Recently Ryan Stille (one of the new ColdFusion ACPs) posted a comment on my blog entry, Some Basic Solr/Verity Differences. In that comment he pointed out that he was noticing differences in results returned by Verity and Solr. No big surprise there - but what was surprising was the lack of data returned by Solr. Spurred on by his comment I did some testing of mine and I have to say - I’m pretty disappointed. What follows are some findings in regards to testing file based collections in Solr and Verity. I’ll point out that all of this has been brought to Adobe, so I’m not just complaining but actively trying to improve the problem for ColdFusion 9.X.X (i.e., whatever comes next). Before going further, please be sure you note the qualification I made above. These issues refer to file based collections of data. In other words, cases where you ask Verity/Solr to index files, like Word Docs, PDFs, and other binary formats. It does not refer to a collection that is built from your database.
For my testing I used Windows XP and a folder of 8 documents. This folder included 1 MP3, 4 PDFs, 2 Word docs, and one text file. I indexed both using the ColdFusion Administrator. My tests were done using CF Admin Searcher, a ColdFusion Admin extension that lets you perform ad hoc queries against Verity and Solr collections. I basically opened the tool up in two tabs and performed the same search in both to do my comparisons. Here is what I found:
1) The Summary field in results for Solr contained binary “junk”. Verity cleaned this up. Example:
That result came from a MP3, which you expect to be ‘dirty’, but Verity correctly clears this from the summary. I also see these chars in PDF files as well. Word docs seemed fine though.
2) Solr failed to pick up the TITLE value for any binary file. Verity got them all. I also saw this in other metadata fields. Solr also missed the author field for example.
3) Solr failed to return any context values for results while Verity had no trouble. You should note that you have to perform a file edit to enable context with Solr (details here: http://help.adobe.com/en_US/ColdFusion/9.0/Developing/WSe9cbe5cf462523a0-5bf1c839123792503fa-8000.html) but even with this change there was no additional text in my context.

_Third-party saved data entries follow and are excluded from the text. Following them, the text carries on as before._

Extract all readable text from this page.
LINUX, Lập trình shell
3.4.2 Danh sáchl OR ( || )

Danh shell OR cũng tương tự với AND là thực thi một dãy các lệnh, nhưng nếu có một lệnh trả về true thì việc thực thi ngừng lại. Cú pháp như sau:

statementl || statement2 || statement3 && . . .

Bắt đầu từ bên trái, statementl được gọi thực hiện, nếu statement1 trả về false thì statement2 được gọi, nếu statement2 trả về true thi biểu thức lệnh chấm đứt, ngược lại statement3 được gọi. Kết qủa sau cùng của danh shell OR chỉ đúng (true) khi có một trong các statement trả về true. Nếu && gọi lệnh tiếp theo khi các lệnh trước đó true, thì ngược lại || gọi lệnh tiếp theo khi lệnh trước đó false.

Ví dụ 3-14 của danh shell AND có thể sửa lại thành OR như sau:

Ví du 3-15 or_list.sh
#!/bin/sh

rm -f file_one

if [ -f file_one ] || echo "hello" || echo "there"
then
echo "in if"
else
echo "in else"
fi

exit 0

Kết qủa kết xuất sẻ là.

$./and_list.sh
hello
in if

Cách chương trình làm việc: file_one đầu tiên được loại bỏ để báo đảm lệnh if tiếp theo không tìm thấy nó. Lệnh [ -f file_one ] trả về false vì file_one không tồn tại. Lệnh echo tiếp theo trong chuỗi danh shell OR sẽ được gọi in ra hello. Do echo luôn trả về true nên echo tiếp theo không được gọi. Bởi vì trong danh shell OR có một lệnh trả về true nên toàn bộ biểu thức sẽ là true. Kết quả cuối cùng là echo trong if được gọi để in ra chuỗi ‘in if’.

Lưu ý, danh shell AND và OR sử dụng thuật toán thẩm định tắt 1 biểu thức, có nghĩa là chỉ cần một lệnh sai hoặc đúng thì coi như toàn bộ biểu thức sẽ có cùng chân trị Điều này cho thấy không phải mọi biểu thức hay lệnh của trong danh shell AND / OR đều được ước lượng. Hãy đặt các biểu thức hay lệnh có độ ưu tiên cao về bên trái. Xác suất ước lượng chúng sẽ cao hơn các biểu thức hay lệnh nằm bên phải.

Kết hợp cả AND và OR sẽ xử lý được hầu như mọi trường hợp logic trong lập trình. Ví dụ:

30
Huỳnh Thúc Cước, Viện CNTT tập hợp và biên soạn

4) While I wouldn’t classify this as serious testing in any way, in every test, Verity searches were about twice as fast. Now we are talking about 15 versus 30 ms, which is not something to be concerned about, but Solr was supposed to be quite a bit fasting. (To be fair, my test suites are so small as to not really be relevant.)
5) The TYPE value for results is correct for Verity, but comes back as application/octet-stream for Solr. You don’t need this column of course, you can sniff the extension, but still…
All in all, this is disappointing. I don’t think I can recommend Solr (specifically, Solr as bundled in ColdFusion 9) for production use… at least for a collection that is heavily file based. You can, of course, do post-processing of search results to get metadata. ColdFusion 9 supports getting metadata from Word docs now, but you have to convert it to PDF first. That’s something you would definitely want to cache though.
As I said, both Ryan and I shared our findings with Adobe so I’m sure it will get corrected in the future. People making a decision about search support should consider carefully though. I don’t think anyone thinks Verity will last much longer. Solr is definitely the future. But we’ve got a few bumps in the road to get past first.